Song Sparrows, and Lark Sparrows, in increasing numbers come to drink or are seen in the pastures. The Song Sparrows are furtive and slip through the grass though also the wide-open edge of the Stockpond is much to their liking. The Lark Sparrows are bold and chatty, loud, with canary song to delight; they rise from the dirt tracks in a swirling cloud with the dust.
Almost a week on from when they’d started coming to the hummer feeders at El Potrero, a Black-chinned came this morning to hover over the middle of the Stockpond, drop to its surface, and take a long draught and then whir off. Yellow-rumped Warblers in elegant courting plumage came to the muddy edges to sip, too, and while Chris E. and I were lounging on the bank eating lunch, a completely unbothered Cooper’s Hawk also landed, and drank its fill, while a first spring large red dragonfly sailed out over the middle.

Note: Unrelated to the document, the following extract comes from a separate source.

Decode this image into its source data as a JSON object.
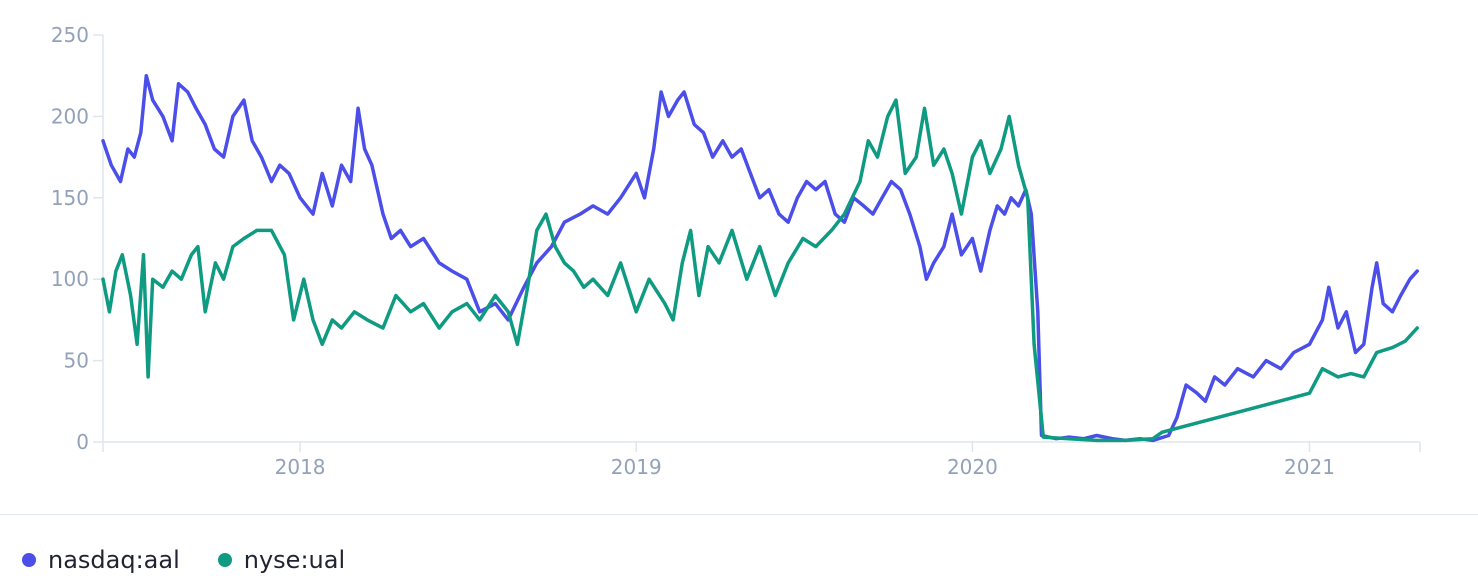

Not nearly so many Meadowlark as before, but still they’re here giving out their fluting notes and working over the grassland in shifts. A single Western Kingbird tells it’s about time for those meadowlarks to move away north. The wrens, meanwhile, are paying no attention to Kingbird’s hint that the bell’s rung and it’s time to change classes: the wrens are still well at home, and their species remains as mysterious in both pastures of green winter grass.
A species of White (butterfly) has emerged; they are few in number yet.